For those who remember (and those who forgot I suppose), back in 1997, Cap’n Crunch introduced a new flavor, “Oops! All Berries!” This variant of the popular cereal was all Crunch Berries and none of the patented corn squares associated with the brand.
This is the 46th article in the series, so maybe this explanation is a little late. The bit was, there was an accident at the cereal packing plant, and they accidentally had All Berries instead of the normal mix. It’s like getting just the marshmallows in Lucky Charms. Thus, this is like getting only the good ballplayers in your series. Oops! All Astros is showing that my article packing machine accidentally separated out all of the non-Astros ballplayers in this series. Now you’re up to speed.

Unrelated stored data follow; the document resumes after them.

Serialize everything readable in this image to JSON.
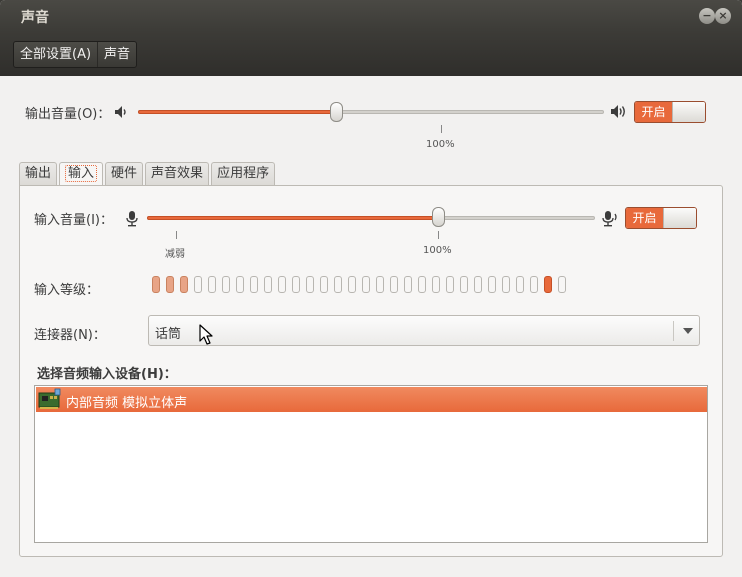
{
  "window": {
    "title": "声音",
    "minimize_glyph": "−",
    "close_glyph": "×"
  },
  "breadcrumb": {
    "all_settings": "全部设置(A)",
    "current": "声音"
  },
  "output": {
    "volume_label": "输出音量(O)：",
    "volume_percent": 64,
    "scale_100_label": "100%",
    "switch_label": "开启",
    "switch_on": true
  },
  "tabs": [
    {
      "label": "输出",
      "active": false
    },
    {
      "label": "输入",
      "active": true
    },
    {
      "label": "硬件",
      "active": false
    },
    {
      "label": "声音效果",
      "active": false
    },
    {
      "label": "应用程序",
      "active": false
    }
  ],
  "input": {
    "volume_label": "输入音量(I)：",
    "volume_percent": 100,
    "min_mark_label": "减弱",
    "scale_100_label": "100%",
    "switch_label": "开启",
    "switch_on": true,
    "level_label": "输入等级：",
    "level_segments_total": 30,
    "level_segments_lit": 3,
    "level_peak_segment": 28,
    "connector_label": "连接器(N)：",
    "connector_value": "话筒",
    "device_list_label": "选择音频输入设备(H)：",
    "devices": [
      {
        "name": "内部音频 模拟立体声",
        "icon": "sound-card-icon",
        "selected": true
      }
    ]
  },
  "colors": {
    "accent": "#e8693b",
    "titlebar": "#3c3b37",
    "window_bg": "#f2f1f0"
  }
}
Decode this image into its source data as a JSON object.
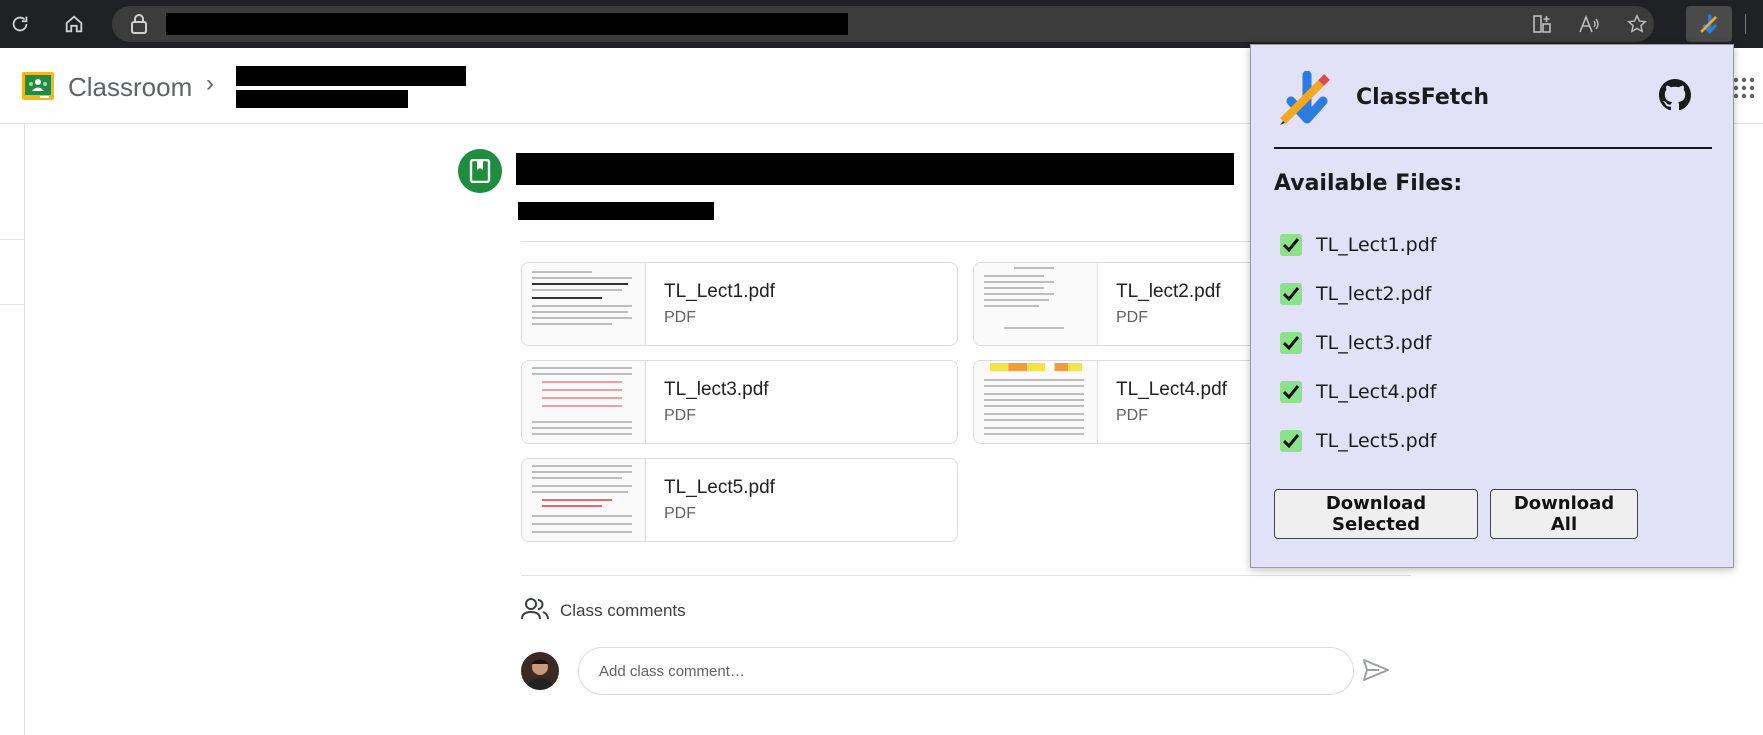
{
  "browser": {
    "extension_name": "ClassFetch"
  },
  "classroom": {
    "app_title": "Classroom"
  },
  "attachments": [
    {
      "name": "TL_Lect1.pdf",
      "type": "PDF"
    },
    {
      "name": "TL_lect2.pdf",
      "type": "PDF"
    },
    {
      "name": "TL_lect3.pdf",
      "type": "PDF"
    },
    {
      "name": "TL_Lect4.pdf",
      "type": "PDF"
    },
    {
      "name": "TL_Lect5.pdf",
      "type": "PDF"
    }
  ],
  "comments": {
    "label": "Class comments",
    "placeholder": "Add class comment…"
  },
  "popup": {
    "title": "ClassFetch",
    "files_heading": "Available Files:",
    "files": [
      {
        "label": "TL_Lect1.pdf",
        "checked": true
      },
      {
        "label": "TL_lect2.pdf",
        "checked": true
      },
      {
        "label": "TL_lect3.pdf",
        "checked": true
      },
      {
        "label": "TL_Lect4.pdf",
        "checked": true
      },
      {
        "label": "TL_Lect5.pdf",
        "checked": true
      }
    ],
    "download_selected_label": "Download Selected",
    "download_all_label": "Download All"
  },
  "colors": {
    "popup_bg": "#e1e1f7",
    "checkbox_green": "#8be28b",
    "material_green": "#1e8e3e"
  }
}
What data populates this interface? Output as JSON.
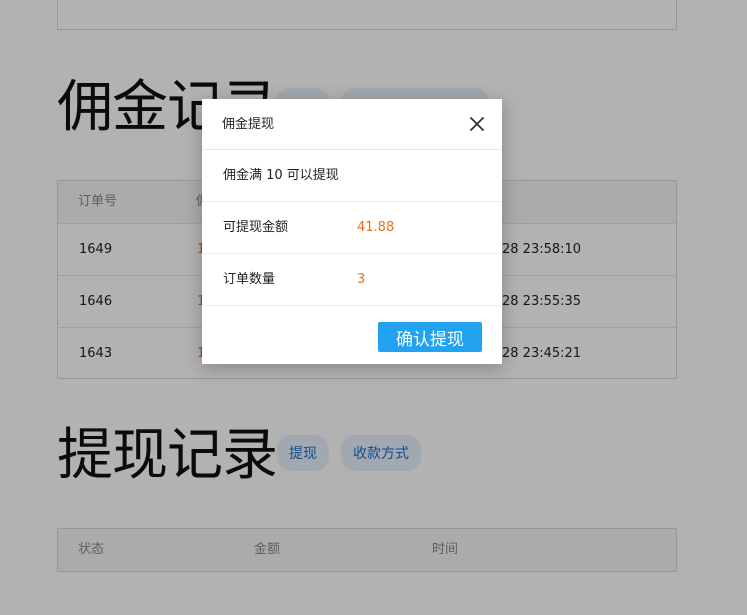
{
  "commission_section": {
    "title": "佣金记录",
    "table": {
      "headers": [
        "订单号",
        "佣"
      ],
      "rows": [
        {
          "order_no": "1649",
          "amount_partial": "1",
          "time_partial": "28 23:58:10"
        },
        {
          "order_no": "1646",
          "amount_partial": "1",
          "time_partial": "28 23:55:35"
        },
        {
          "order_no": "1643",
          "amount_partial": "1",
          "time_partial": "28 23:45:21"
        }
      ]
    }
  },
  "withdraw_section": {
    "title": "提现记录",
    "buttons": {
      "withdraw": "提现",
      "payment_method": "收款方式"
    },
    "table": {
      "headers": [
        "状态",
        "金额",
        "时间"
      ]
    }
  },
  "modal": {
    "title": "佣金提现",
    "threshold_text": "佣金满 10 可以提现",
    "rows": [
      {
        "label": "可提现金额",
        "value": "41.88"
      },
      {
        "label": "订单数量",
        "value": "3"
      }
    ],
    "confirm_label": "确认提现",
    "close_icon": "close-icon"
  },
  "colors": {
    "accent_blue": "#22a2f0",
    "value_orange": "#e8701d",
    "pill_bg": "#e8f1fb",
    "pill_text": "#1d6fd1",
    "overlay": "rgba(0,0,0,0.30)"
  }
}
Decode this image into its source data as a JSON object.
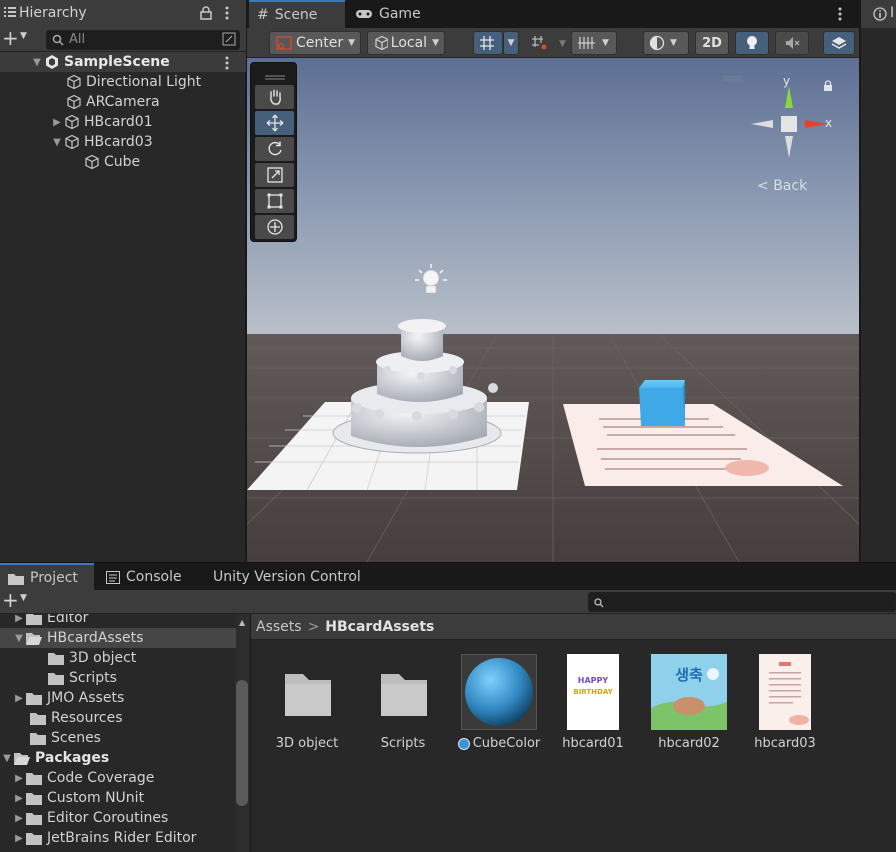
{
  "hierarchy": {
    "tab_label": "Hierarchy",
    "search_placeholder": "All",
    "add_label": "+",
    "items": [
      {
        "label": "SampleScene"
      },
      {
        "label": "Directional Light"
      },
      {
        "label": "ARCamera"
      },
      {
        "label": "HBcard01"
      },
      {
        "label": "HBcard03"
      },
      {
        "label": "Cube"
      }
    ]
  },
  "scene": {
    "tabs": [
      {
        "label": "Scene"
      },
      {
        "label": "Game"
      }
    ],
    "toolbar": {
      "pivot_label": "Center",
      "space_label": "Local",
      "mode_2d_label": "2D"
    },
    "gizmo": {
      "y_label": "y",
      "x_label": "x",
      "back_label": "Back"
    }
  },
  "inspector_stub_label": "I",
  "project": {
    "tabs": [
      {
        "label": "Project"
      },
      {
        "label": "Console"
      },
      {
        "label": "Unity Version Control"
      }
    ],
    "add_label": "+",
    "tree": [
      {
        "label": "Editor"
      },
      {
        "label": "HBcardAssets"
      },
      {
        "label": "3D object"
      },
      {
        "label": "Scripts"
      },
      {
        "label": "JMO Assets"
      },
      {
        "label": "Resources"
      },
      {
        "label": "Scenes"
      },
      {
        "label": "Packages"
      },
      {
        "label": "Code Coverage"
      },
      {
        "label": "Custom NUnit"
      },
      {
        "label": "Editor Coroutines"
      },
      {
        "label": "JetBrains Rider Editor"
      }
    ],
    "breadcrumb": {
      "root": "Assets",
      "separator": ">",
      "current": "HBcardAssets"
    },
    "assets": [
      {
        "label": "3D object"
      },
      {
        "label": "Scripts"
      },
      {
        "label": "CubeColor"
      },
      {
        "label": "hbcard01"
      },
      {
        "label": "hbcard02"
      },
      {
        "label": "hbcard03"
      }
    ],
    "card_texts": {
      "card01_line1": "HAPPY",
      "card01_line2": "BIRTHDAY",
      "card02_title": "생축"
    }
  },
  "colors": {
    "accent": "#3a79bb",
    "selected_button": "#46607c",
    "panel": "#282828",
    "toolbar": "#3c3c3c",
    "sky_top": "#5d6f94",
    "ground": "#4a4242",
    "cube": "#3fa9e8"
  }
}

Henry Bibieca is a six-foot-one, 176 lb. right-handed reliever from San Cristobal, DR. Born on December 15, 2002, he signed with Houston on this past January 15. Five month later, he was assigned to the DSL Astros Blue. In his first game, the club’s season opener on June 6, he gave up two unearned runs on a hit, a walk, and a sacrifice fly, also striking one batter out in a 4-2 loss to the KC Glass. On July 4, he had his best game of the season, striking out two and giving up only one hit over two otherwise perfect innings as the Blues dropped to the Cleveland Reds, 8-2.
Other than those two outings, Bibieca’s first professional look was less than ideal. He pitched 7 2⁄3 innings over eight games, allowing opponents to put together a .297/.417/.568 slash line. He struck out seven, walked eight, and gave up 11 hits, including two homers and two triples. Runners trying to steal were successful on five-of-eight occasions.
Bibieca is certainly young enough to right the ship. Look for him back with DSL for the start of the 2023 campaign.
Jon Olczak is a six-foot, 180 lb. left-hander from Fayetteville, NC. Born on November 14, 1993, he was the Milwaukee Brewers 21st round selection in 2015, taken 631st overall. Players chosen at that spot in the draft have produced four major leaguers, the most prolific of whom you’re already well acquainted with. Chas McCormick (3.7 WAR) was taken at the same spot in 2017.
Olczak, out of North Carolina State, was signed by the Brewers soon afterward. Since signing, he played with the Arizona Brewers and the Helena Brewers (rookie level), the Brevard County Manatees and the Carolina Mudcats (High-A), the Biloxi Shuckers (Double-A) and the San Antonio Missions (Triple-A).
Released after the 2019 season, Olczak was signed by the Minnesota Twins, but released when the 2020 minor league season was eliminated. The Astros picked him up on May 25, 2021.
Splitting that first season in Houston’s system between the Double-A Corpus Christi Hooks and the Triple-A Sugar Land Space Cowboys, Olczak laid down a 0.917 WHIP, struck out 9.9 per nine, and walked only 10 batters over 48 innings. He was 4-1 with a 2.81 ERA.
This year, Olczak ranked third on Sugar Land with 47 games pitched, including only two starts. On July 6, in a 9-5 win against the El Paso Chihuahuas, he struck out five over two innings, surrendering only a walk. On August 20, he pitched 2 2⁄3 innings and allowed no baserunners while striking out three in a 13-5 loss to the Oklahoma City Dodgers.
Over 291 plate appearances in total, Olczak walked only 21 while striking out 77 in 65 2⁄3 frames. Opponents slashed .272/.335/.517, as Olczak’s glaring weakness was his propensity to gift the long-ball, surrendering 14. Runners trying to steal against him were successful on 10-of-11 attempts.
Olczak isn’t half bad, and in another system would probably have already made his major league debut. The Astros, however, are so thick with talent at the top it’s proved impossible for some borderline prospects to break through. If he’s retained in Houston’s system, he’ll likely be in the mix through Spring Training for a spot in the bullpen.